For its 85th anniversary, Wonder and Ten Speed have put together this book of recipes and history. And while the recipes have a goofy charm, even the brief history makes for interesting reading. The process of industrialization, of food or any other product is a record of change, from belted, whirring machines and vintage delivery trucks to massive, sterile factories and interstate distribution systems.
Wonder bread was introduced in Indianapolis in 1921, marketed nationally by 1925, and became the first major brand to be sold sliced in 1930. It was baked at World's Fairs and was a sponsor of the Howdy Doody show. An enriched product, Wonder was advertised as building strong bodies twelve ways by the 1950s though it was also building a national preference for soft bread, a benefit that escapes me.
Here's the thing.
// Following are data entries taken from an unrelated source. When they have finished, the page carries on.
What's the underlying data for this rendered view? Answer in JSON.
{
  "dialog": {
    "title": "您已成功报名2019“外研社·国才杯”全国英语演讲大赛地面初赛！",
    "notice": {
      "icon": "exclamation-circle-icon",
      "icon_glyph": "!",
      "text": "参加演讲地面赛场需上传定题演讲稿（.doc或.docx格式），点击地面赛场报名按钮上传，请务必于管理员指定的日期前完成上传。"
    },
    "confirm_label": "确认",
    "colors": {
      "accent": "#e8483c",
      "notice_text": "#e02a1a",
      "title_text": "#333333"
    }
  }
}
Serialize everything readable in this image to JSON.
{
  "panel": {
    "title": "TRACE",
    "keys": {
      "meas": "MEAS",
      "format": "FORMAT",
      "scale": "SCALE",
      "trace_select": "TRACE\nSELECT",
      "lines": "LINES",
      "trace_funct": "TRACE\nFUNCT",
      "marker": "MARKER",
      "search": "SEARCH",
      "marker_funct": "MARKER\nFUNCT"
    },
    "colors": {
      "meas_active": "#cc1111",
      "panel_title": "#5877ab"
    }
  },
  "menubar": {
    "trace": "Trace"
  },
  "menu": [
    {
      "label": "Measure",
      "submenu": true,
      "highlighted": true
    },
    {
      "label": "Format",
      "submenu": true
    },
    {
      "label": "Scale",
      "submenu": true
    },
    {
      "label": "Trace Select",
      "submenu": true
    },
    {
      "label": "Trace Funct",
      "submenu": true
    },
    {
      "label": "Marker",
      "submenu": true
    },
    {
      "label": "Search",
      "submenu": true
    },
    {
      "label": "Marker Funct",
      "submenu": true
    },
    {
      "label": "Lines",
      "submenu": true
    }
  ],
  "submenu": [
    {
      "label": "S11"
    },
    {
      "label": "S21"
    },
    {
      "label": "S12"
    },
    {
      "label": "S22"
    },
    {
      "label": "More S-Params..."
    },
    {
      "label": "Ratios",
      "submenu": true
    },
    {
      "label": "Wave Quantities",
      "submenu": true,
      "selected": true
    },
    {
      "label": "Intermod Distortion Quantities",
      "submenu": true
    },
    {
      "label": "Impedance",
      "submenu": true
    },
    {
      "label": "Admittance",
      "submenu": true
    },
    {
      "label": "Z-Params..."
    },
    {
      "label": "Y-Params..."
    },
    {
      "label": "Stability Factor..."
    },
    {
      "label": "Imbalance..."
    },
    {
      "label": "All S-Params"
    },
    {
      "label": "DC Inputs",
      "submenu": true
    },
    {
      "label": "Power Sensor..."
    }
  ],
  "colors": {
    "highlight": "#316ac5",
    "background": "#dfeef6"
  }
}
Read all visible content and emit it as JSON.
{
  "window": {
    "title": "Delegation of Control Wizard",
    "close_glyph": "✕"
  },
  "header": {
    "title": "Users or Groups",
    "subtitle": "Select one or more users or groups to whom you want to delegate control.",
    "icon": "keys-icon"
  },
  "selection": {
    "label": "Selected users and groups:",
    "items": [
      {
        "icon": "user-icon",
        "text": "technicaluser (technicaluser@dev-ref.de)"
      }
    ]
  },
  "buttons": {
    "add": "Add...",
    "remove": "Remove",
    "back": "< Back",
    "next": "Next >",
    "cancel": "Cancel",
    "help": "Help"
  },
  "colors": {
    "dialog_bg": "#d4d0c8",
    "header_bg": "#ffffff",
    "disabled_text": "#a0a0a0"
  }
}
Even though Wonder may be the best selling brand white bread in the nation, according to the book, 127 million loaves a year, at least in my supermarket, Wonder is not found front and center in the bread aisle, which is styled with pseudo-homemade loaves arranged in rustic baskets, or with other sliced breads on eye-level shelves. It's tucked down in the corner, beneath the whole grain and low-carb loaves.
Most of the book's recipes are gathered from longtime fans and include dishes for breakfast and snacks, sandwiches of course, along with casseroles, desserts, and old-fashioned puddings. The last chapter, "It's a Wonder" features historic artifacts, recipes developed for the World's Fairs and promotion pamphlets. Even the authors admit that these are some of the "wackier" dishes. They include Pilgrim Pies, a kind of shepherds pie baked on a slice of bread, and a Deluxe Bridge Loaf layered with minced ham and eggs, iced with a cream cheese spread, and decorated with paprika. I love the pictures of these things, but has anyone ever tried to serve on, let alone eat it? And I don't think anyone could really love dishes like Jellied Eggs or Creamed Fish in Wonder Patty Shells.
Not that you really need one, but the book also includes a recipe for Bread Balls. Admit it, you did time in front of the television, rolling the bread into balls, eating some of them and tossing the rest at your brother or the dog.
You may never cook from this book. It's hard to make the effort for Wonder Beef Cups, though we gave them a try and could see the appeal of their friendly cafeteria flavor. But even if you never make Wonderstrudel or Wonderfully Crunchy Chicken Casserole, it's nice to know the recipes will always be there, along with the bright balloons on the Wonder package.